[Bioperl-l] Auto-method caller proposal
Sendu Bala
bix at sendu.me.uk
Tue Jan 9 11:49:49 UTC 2007
Chris Fields wrote:
> The idea is one could add in customized code fairly easily using this
> (very useful, BTW) method, or a similar one. For example, I could
> replace code defined in a dispatch table with my own on the fly by
> passing in new code as an hash ref:
>
> # customized subs my %subs = ( 'ids' => '# modified id() for
> customized ID retrieval, not std get/set', 'score' => '# modified
> score() code using myparam() and mydata()' );
>
> # customized user-params (get/sets) my @params = (qw(myparam
> mydata));
>
> # pass into similar method to _set_from_args() # using parameters and
> hash/array refs
I'm not sure I understand. Can you offer a specific example of this sort
of thing being used?
From what I initially understood of your idea, in class Bio::MyNewClass
you write out a sub as a string and associate it with a key like
'bar' => 'my $self=shift; my $bar = $shift if @_; return
($self->foo)*$bar if $bar;'
and in some way supply that pair to something such that when bar() is
called by the user, the string is evaluated and used as the method.
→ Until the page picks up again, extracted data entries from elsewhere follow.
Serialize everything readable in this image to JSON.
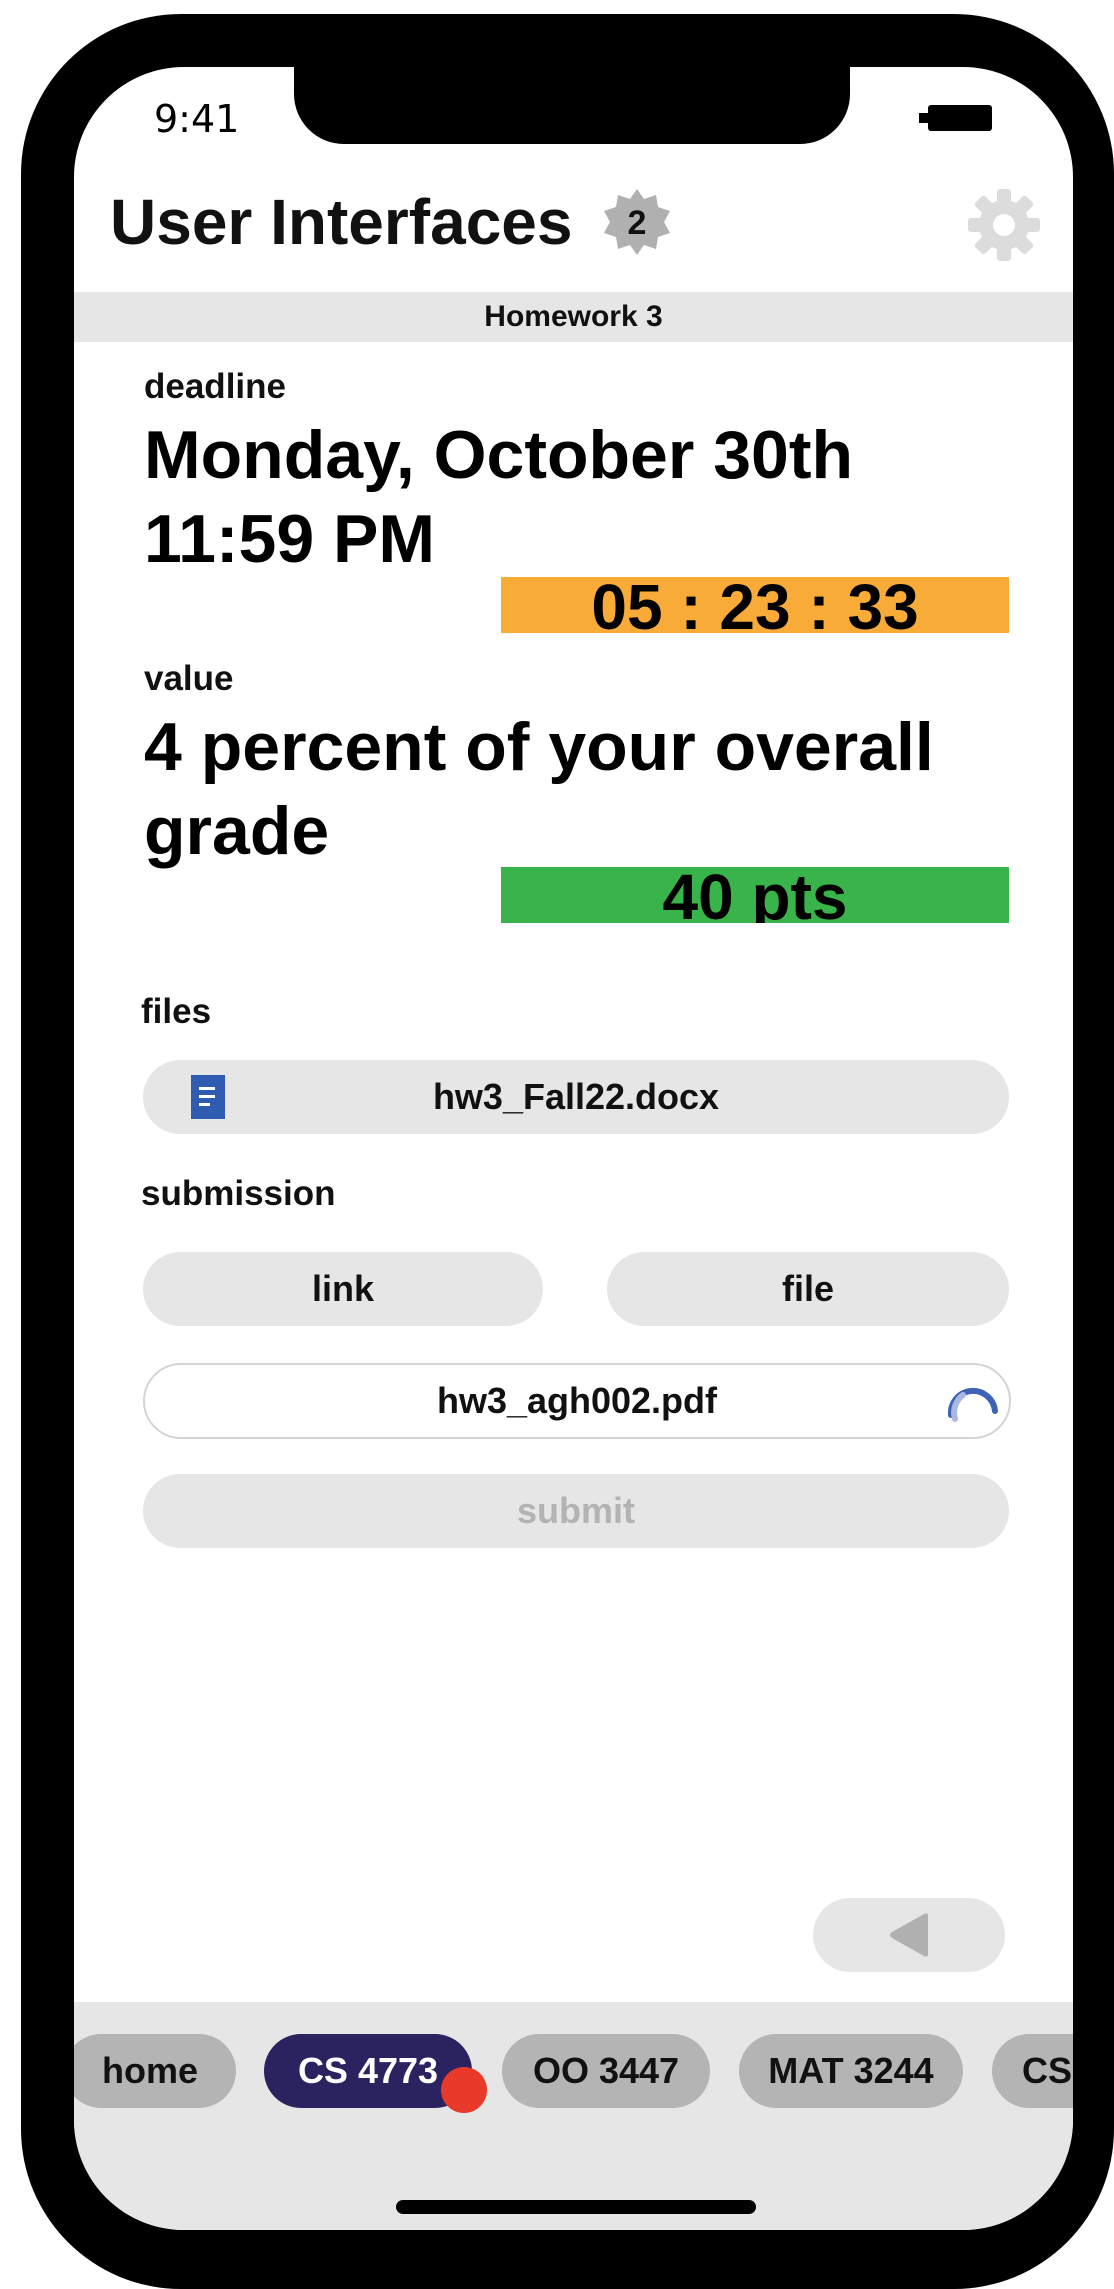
{
  "status": {
    "time": "9:41"
  },
  "header": {
    "title": "User Interfaces",
    "badge_count": "2",
    "settings_icon": "gear-icon",
    "badge_icon": "seal-badge-icon"
  },
  "subheader": {
    "title": "Homework 3"
  },
  "deadline": {
    "label": "deadline",
    "line1": "Monday, October 30th",
    "line2": "11:59 PM",
    "countdown": "05 : 23 : 33",
    "countdown_color": "#f9ab38"
  },
  "value": {
    "label": "value",
    "line1": "4 percent of your overall",
    "line2": "grade",
    "points": "40 pts",
    "points_color": "#38b44a"
  },
  "files": {
    "label": "files",
    "items": [
      {
        "name": "hw3_Fall22.docx",
        "icon": "document-icon"
      }
    ]
  },
  "submission": {
    "label": "submission",
    "link_label": "link",
    "file_label": "file",
    "selected_file": "hw3_agh002.pdf",
    "submit_label": "submit",
    "status_icon": "loading-spinner-icon"
  },
  "navigation": {
    "back_icon": "back-arrow-icon"
  },
  "tabs": [
    {
      "label": "home",
      "active": false
    },
    {
      "label": "CS 4773",
      "active": true,
      "has_notification": true
    },
    {
      "label": "OO 3447",
      "active": false
    },
    {
      "label": "MAT 3244",
      "active": false
    },
    {
      "label": "CS",
      "active": false
    }
  ],
  "colors": {
    "accent_dark": "#2b2260",
    "notification": "#e8392a",
    "pill_bg": "#e6e6e6"
  }
}
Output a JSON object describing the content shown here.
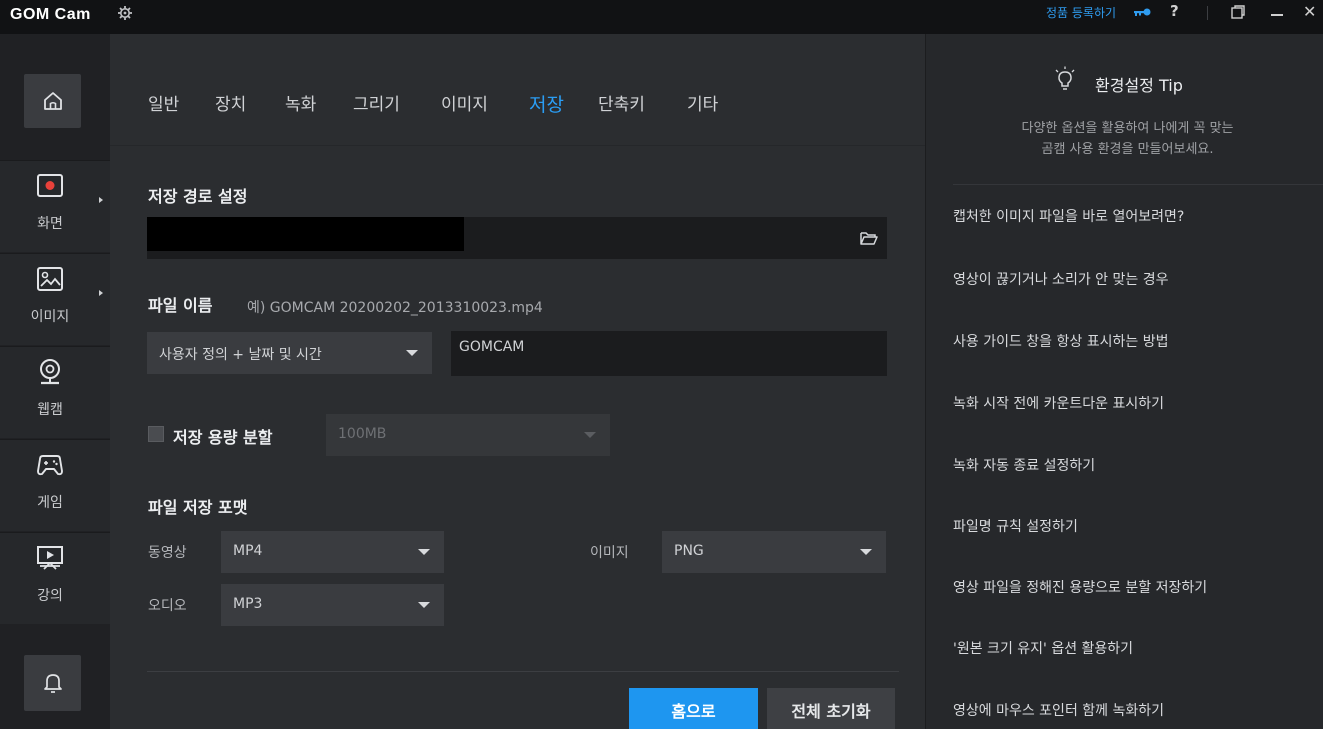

In
what circumstance does this provide any benefit (to the author or the
user) over defining the following sub explicitly in Bio::MyNewClass ?
sub bar {
my $self=shift;
my $bar = $shift if @_;
return ($self->foo)*$bar if $bar;
}
> BTW, don't know if this is possible, but can you get around 'no
> strict "refs"' by building the sub code as a string and using an
> eval? I did something like this in the EUtilities BEGIN block using
> heredoc, something picked up from Brian's Bio::DB::Query::GenBank.
The reference in question is the method name, not the method code.